Pengejawantahan cara berpikir, bersikap dan bertindak inilah yang perlu dan harus terus dituangkan dalam berbagai kegiatan yang dilakukan di semua tingkatan
dari pusat sampai ranting (desa),
juga komisariat (sekolah/pesantren).
Namun demikian, gejala dan fakta dekadensi
moral dan penetrasi radikalisme kini
telah menjangkiti institusi pendidikan (sekolah,
pesantren, dan lembaga pendidikan lainnya) di mana seharusnya IPNU- IPPNU ada di dalamnya.
Karenanya, seantisipatif mungkin upaya dalam menyingkirkan radikalisme harus
intens digalakkan.
Dalam hemat penulis,
gerakan-gerakan dan kegiatan-kegiatan IPNU- IPPNU harus tetap konsisten dalam
upaya membendung arus pemahaman radikalisme agama di kalangan pelajar.
Aplikasinya dengan membentuk komisariat-komisariat di setiap sekolah, dan
melakukan pendampingan-pendampingan terhadap pelajar yang masih rentan terhadap
tawuran antar pelajar dan penggunaan narkoba. Dengan demikian harapan IPNU- IPPNU
dalam membingkai pelajar berkarakter, toleran, dan cinta damai ini dapat
terwujud.
Selain penguatan
internal, IPNU-IPPNU juga perlu mendorong sekolah dan pemerintah untuk tegas
dalam menindak dan menolak segala bentuk tindakan dan ajaran yang merugikan
pelajar. Sudah saatnya IPNU-IPPNU mendorong sekolah-sekolah untuk melakukan
proteksi dalam merekrut guru, khususnya guru Pendidikan Agama Islam (PAI).
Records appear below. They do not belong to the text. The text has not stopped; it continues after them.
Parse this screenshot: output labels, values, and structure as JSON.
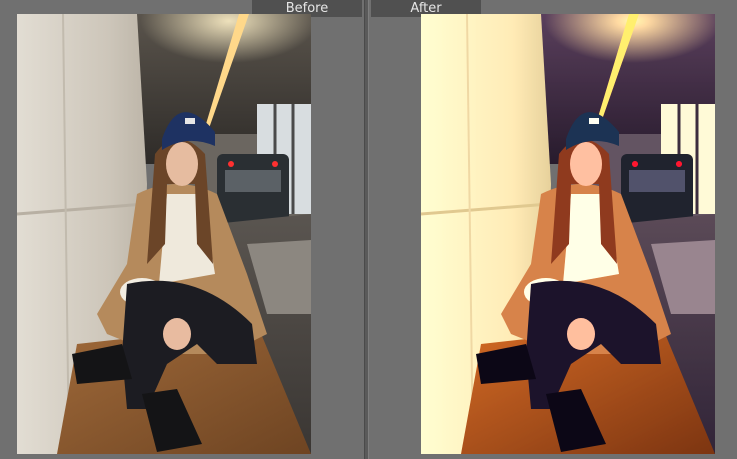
{
  "labels": {
    "before": "Before",
    "after": "After"
  },
  "colors": {
    "background": "#6f6f6f",
    "label_bg": "#505050",
    "label_text": "#e6e6e6",
    "beanie": "#1e3262",
    "coat": "#b58a5c",
    "sweater": "#efe9dc",
    "pants": "#1c1c22",
    "bench": "#8e5e32",
    "wall_before": "#d9d3c8",
    "wall_after": "#e6e4c9",
    "ceiling_before": "#3e3a36",
    "ceiling_after": "#3c2b3b",
    "train": "#2a2f33",
    "train_light": "#ff2a2a",
    "ceiling_light": "#ffd46a"
  }
}
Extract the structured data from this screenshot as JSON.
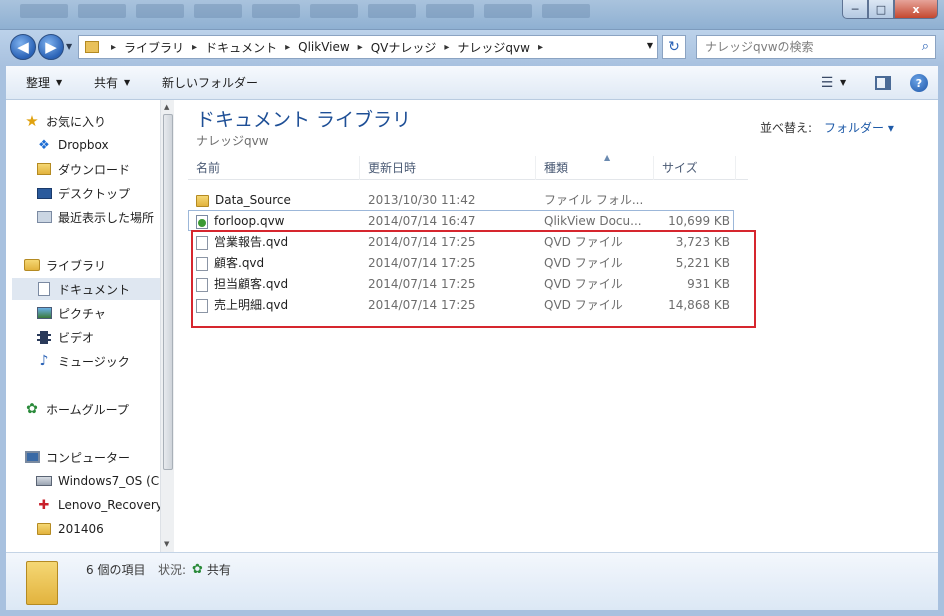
{
  "window": {
    "min_label": "─",
    "max_label": "□",
    "close_label": "x"
  },
  "address": {
    "crumbs": [
      "ライブラリ",
      "ドキュメント",
      "QlikView",
      "QVナレッジ",
      "ナレッジqvw"
    ],
    "separator": "▸"
  },
  "search": {
    "placeholder": "ナレッジqvwの検索"
  },
  "toolbar": {
    "organize": "整理",
    "share": "共有",
    "new_folder": "新しいフォルダー"
  },
  "nav": {
    "favorites": "お気に入り",
    "dropbox": "Dropbox",
    "downloads": "ダウンロード",
    "desktop": "デスクトップ",
    "recent": "最近表示した場所",
    "libraries": "ライブラリ",
    "documents": "ドキュメント",
    "pictures": "ピクチャ",
    "videos": "ビデオ",
    "music": "ミュージック",
    "homegroup": "ホームグループ",
    "computer": "コンピューター",
    "windows7": "Windows7_OS (C",
    "recovery": "Lenovo_Recovery",
    "folder201406": "201406"
  },
  "library": {
    "title": "ドキュメント ライブラリ",
    "subtitle": "ナレッジqvw",
    "sort_label": "並べ替え:",
    "sort_value": "フォルダー ▾"
  },
  "columns": {
    "name": "名前",
    "date": "更新日時",
    "type": "種類",
    "size": "サイズ"
  },
  "files": [
    {
      "name": "Data_Source",
      "date": "2013/10/30 11:42",
      "type": "ファイル フォル...",
      "size": "",
      "icon": "folder-icon"
    },
    {
      "name": "forloop.qvw",
      "date": "2014/07/14 16:47",
      "type": "QlikView Docu...",
      "size": "10,699 KB",
      "icon": "qvw-file-icon"
    },
    {
      "name": "営業報告.qvd",
      "date": "2014/07/14 17:25",
      "type": "QVD ファイル",
      "size": "3,723 KB",
      "icon": "file-icon"
    },
    {
      "name": "顧客.qvd",
      "date": "2014/07/14 17:25",
      "type": "QVD ファイル",
      "size": "5,221 KB",
      "icon": "file-icon"
    },
    {
      "name": "担当顧客.qvd",
      "date": "2014/07/14 17:25",
      "type": "QVD ファイル",
      "size": "931 KB",
      "icon": "file-icon"
    },
    {
      "name": "売上明細.qvd",
      "date": "2014/07/14 17:25",
      "type": "QVD ファイル",
      "size": "14,868 KB",
      "icon": "file-icon"
    }
  ],
  "status": {
    "count": "6 個の項目",
    "state_label": "状況:",
    "state_value": "共有"
  },
  "colors": {
    "highlight": "#d6262e",
    "title_blue": "#1e4f96",
    "selected_border": "#9cb7d9"
  }
}
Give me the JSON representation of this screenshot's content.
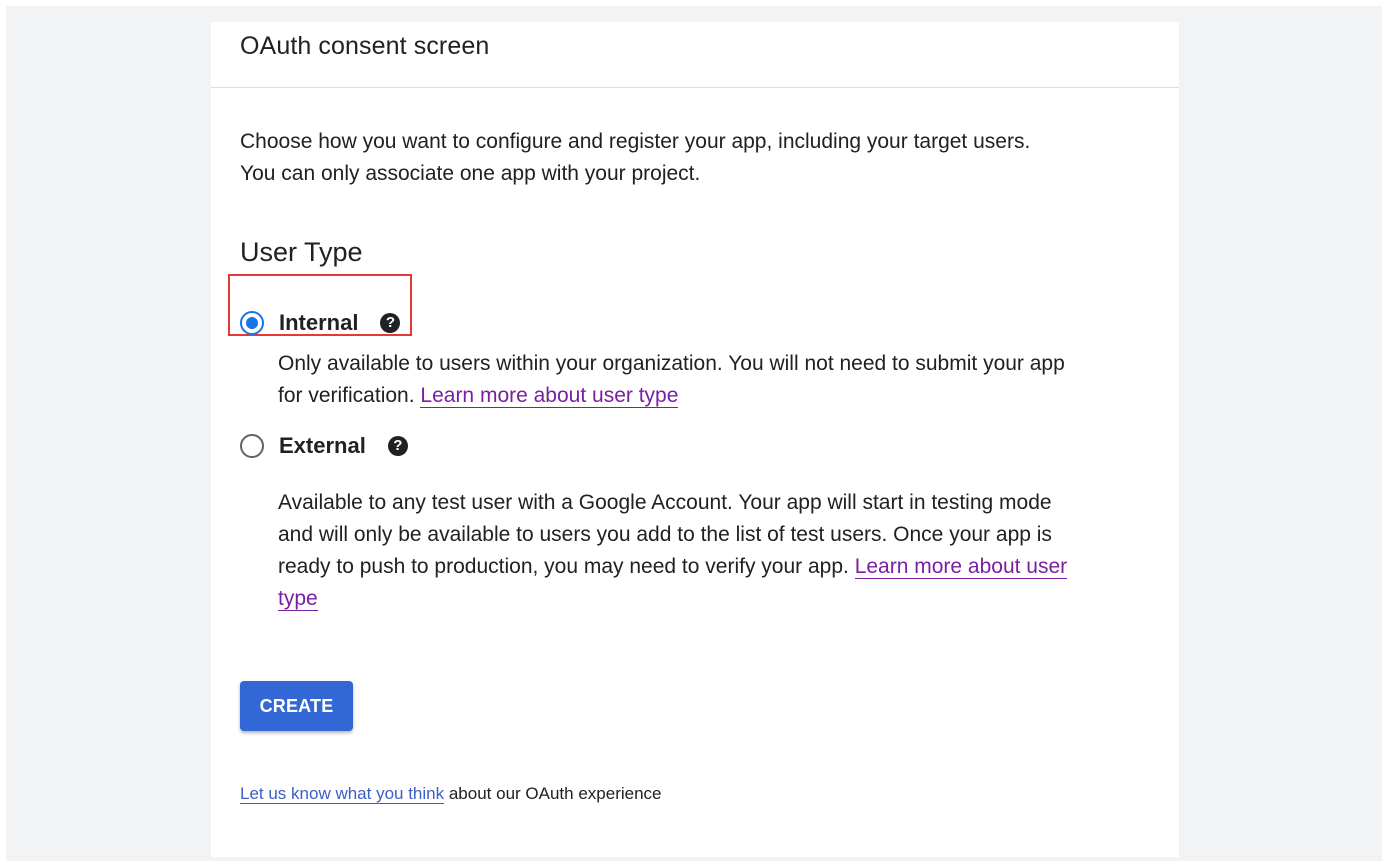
{
  "header": {
    "title": "OAuth consent screen"
  },
  "intro": {
    "text": "Choose how you want to configure and register your app, including your target users. You can only associate one app with your project."
  },
  "user_type": {
    "title": "User Type",
    "selected": "Internal",
    "options": [
      {
        "label": "Internal",
        "checked": true,
        "description": "Only available to users within your organization. You will not need to submit your app for verification.",
        "link": "Learn more about user type"
      },
      {
        "label": "External",
        "checked": false,
        "description": "Available to any test user with a Google Account. Your app will start in testing mode and will only be available to users you add to the list of test users. Once your app is ready to push to production, you may need to verify your app.",
        "link": "Learn more about user type"
      }
    ],
    "help_icon": "question-circle-icon",
    "help_glyph": "?"
  },
  "actions": {
    "create_label": "CREATE"
  },
  "feedback": {
    "link_text": "Let us know what you think",
    "trailing_text": " about our OAuth experience"
  },
  "colors": {
    "accent": "#1a73e8",
    "button": "#3367d6",
    "visited_link": "#7b1fa2",
    "highlight": "#e53935"
  }
}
Karena radikalisme di kalangan pelajar tentu muncul dari oknum guru yang
mengajarkannya. Sehingga hanya karena satu, dua orang
oknum, dapat mengakibatkan dan merubah paradigma sekolah tersebut. Dalam pada
itu, pihak sekolah harus protektif dalam menjaga proses pendidikan yang berlangsung. Tinjauan
secara terus menerus terhadap kurikulum, tenaga pengajar berikut staf-stafnya,
dan umumnya seluruh civitas sekolah harus tetap dilakukan, guna menghindari
merembesnya gejala-gejala radikalisme.
IPNU-IPPNU juga harus
selalu mendorong ketegasan pemerintah. Dalam kapasitasnya
sebagai pemegang kebijakan, pemerintah dalam hal ini harus dapat berperan
aktif. Pemerintah, dalam hal ini, agar tidak segan-segan untuk menindak tegas
sekolah-sekolah (atau lembaga pendidikan lainnya) yang berpotensi radikalis.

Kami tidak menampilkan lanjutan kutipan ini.